If I am being honest here we knew almost nothing about working with this ‘alphabet’ cum language.
But there is a repo on github again by Mark Edmondson with R shiny app for visualizing and forecasting google bigQuery data.
First we tried to deploy the app to google cloud app engine but since it had only limited environments, we failed miserably in setting up a custom environment for our R shiny app.
After making a few changes to shiny app code and running it locally, a few issues with google authorization came up at first but luckily they were resolved.
Now the challenge at hand was querying and getting bigQuery fields. This problem was fairly silly because there is a check to see consistency in field names and used fields. Meaning we could only use the mentioned field in a variable. Querying anything less or more would generate an error and to be honest R errors are really weird and difficult to comprehend so it’s something you’d definitely want to avoid.

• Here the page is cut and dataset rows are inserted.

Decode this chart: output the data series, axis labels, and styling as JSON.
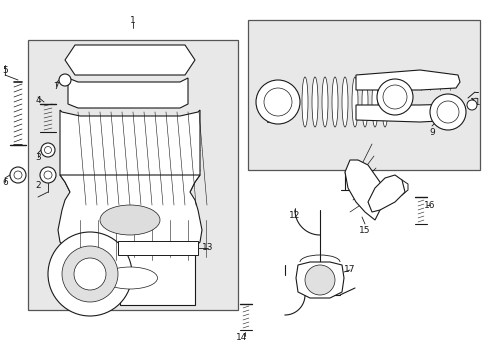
{
  "bg_color": "#ffffff",
  "box_bg": "#e0e0e0",
  "lc": "#1a1a1a",
  "fs": 6.5,
  "fig_w": 4.89,
  "fig_h": 3.6,
  "dpi": 100
}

In the end, we successfully deployed the app to shinyapps.io through Rstudio which is basically click and deploy. Although, we still wanted to make a few more changes but not having any luck, we decided to give it a rest. Basically what the app shows is the number of hits per timestamp and a forecast for next couple of hours.
How was it?
This was fairly new experience for me though, painful but fun to do. Exploring different techniques and tools is always the best way to discover something new and to augment your skills.
Next time while working with something relatively new, I’d definitely be bombarded with problems and bugs, but I’ll make sure to share them with you along with a proper solution. Also a big thanks to Mark Edmondson who was very kind in answering what were surely to him noob questions.